Chaharshanbe Suri – Ancient Persian Festival of fire

Chaharshanbe Suri always holld on the last Wednesday night before the Persian New Year, which is always the Spring equinox, the Festival of Fire takes place and sees bonfires sprouting up in various public areas, in alleys, in front of homes and mostly parks or gardens. Chahar-Shanbeh means Wednesday and Suri means both ‘Red’ and ‘Celebration’. In this “red celebration”, people go out and make bush fires and keep them burning till the next morning. This is symbolic of burning all that was bad, pain, unhappiness, sickness and worry and looking forward to a new beginning. People jump over the burning cinders and shout, “Oh, Chahrshanbe Suri; Give me your red color (red face color is the symbol of healthiness) and take back yellow color (yellow face color is the symbol of sickly pallor),” which is a purification ritual. Some believe their ancestors’ spirits visit during the last few days of the year. 
 
 

How people celebrate chaharshanbe suri

Chaharshanbe Suri is the symbol of good health, cultivation, light, and purity to the Iranian. People beleive that the ritual guarantees the dissipation of the misfortunes and evils, and of course, the materialization of people’s hopes and desires for the next year. There are several rituals and routines performing in the Chaharshanbe Suri, which make the festival a richer perspective.
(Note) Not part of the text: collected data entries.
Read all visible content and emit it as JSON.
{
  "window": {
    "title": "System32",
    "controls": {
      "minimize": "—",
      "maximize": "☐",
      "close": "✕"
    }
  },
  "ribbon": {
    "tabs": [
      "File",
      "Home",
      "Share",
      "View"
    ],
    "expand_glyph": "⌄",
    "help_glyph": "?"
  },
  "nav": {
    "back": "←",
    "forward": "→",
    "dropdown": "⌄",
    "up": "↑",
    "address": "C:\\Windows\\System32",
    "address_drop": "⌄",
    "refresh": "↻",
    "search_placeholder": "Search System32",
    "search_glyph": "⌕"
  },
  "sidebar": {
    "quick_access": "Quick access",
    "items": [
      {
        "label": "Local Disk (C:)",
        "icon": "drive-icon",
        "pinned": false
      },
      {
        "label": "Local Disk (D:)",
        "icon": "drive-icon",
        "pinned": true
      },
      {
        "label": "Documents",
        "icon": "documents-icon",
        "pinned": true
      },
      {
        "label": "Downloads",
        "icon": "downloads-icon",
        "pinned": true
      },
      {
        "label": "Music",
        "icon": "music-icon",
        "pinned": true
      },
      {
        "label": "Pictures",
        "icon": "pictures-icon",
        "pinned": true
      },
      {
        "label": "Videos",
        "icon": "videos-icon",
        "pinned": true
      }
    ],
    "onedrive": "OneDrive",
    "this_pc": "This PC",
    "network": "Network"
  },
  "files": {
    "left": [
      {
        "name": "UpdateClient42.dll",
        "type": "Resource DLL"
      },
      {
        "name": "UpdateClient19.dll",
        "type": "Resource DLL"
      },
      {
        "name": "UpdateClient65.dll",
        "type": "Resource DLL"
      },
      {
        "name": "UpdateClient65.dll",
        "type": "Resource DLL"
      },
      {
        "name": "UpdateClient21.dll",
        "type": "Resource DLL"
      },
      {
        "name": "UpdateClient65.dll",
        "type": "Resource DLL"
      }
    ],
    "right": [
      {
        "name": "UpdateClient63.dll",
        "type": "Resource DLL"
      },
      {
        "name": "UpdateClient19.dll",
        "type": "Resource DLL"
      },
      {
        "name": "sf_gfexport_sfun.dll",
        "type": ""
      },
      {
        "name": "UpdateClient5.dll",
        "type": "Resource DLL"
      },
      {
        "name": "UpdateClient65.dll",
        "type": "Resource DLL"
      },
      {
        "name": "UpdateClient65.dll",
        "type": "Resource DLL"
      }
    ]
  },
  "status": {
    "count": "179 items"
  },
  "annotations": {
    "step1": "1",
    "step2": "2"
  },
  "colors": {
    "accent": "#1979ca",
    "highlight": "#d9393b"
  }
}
Some of the most important ones are listed here:

Qaashoq-Zani (Spoon-hitting)

Very much like Halloween and in full disguise (the history of it, is way older than Halloween), usually a veil (chador) covering the entire body, longing youths go to seven different houses and make a noise by hitting a bowl with a spoon to signal the household residing in the house. The household present with some treat betokens a positive omen, and vice versa.

Kuze-Shekani (earthenware jar-shattering)

The household put some coal, as the sign of ill omen, and some salt, standing for evil eye, plus a cheap coin, signifying poverty, inside an earthenware jar. They turn the earthenware jar around their heads one by one. Then, one of them throws the jar over the roof onto the alley. Thus, ill omen, evil eye and poverty drive out of the house.

Shaal-Andazi (shawl-dropping)

In some parts of the country, young engaged boys, drop a shawl or wraparound down from the roof of their fiancé’s house and she would present him with some confection or other present. Along with these rites, there are also others such as making soup for the sick, discarding the outworn furniture, etc.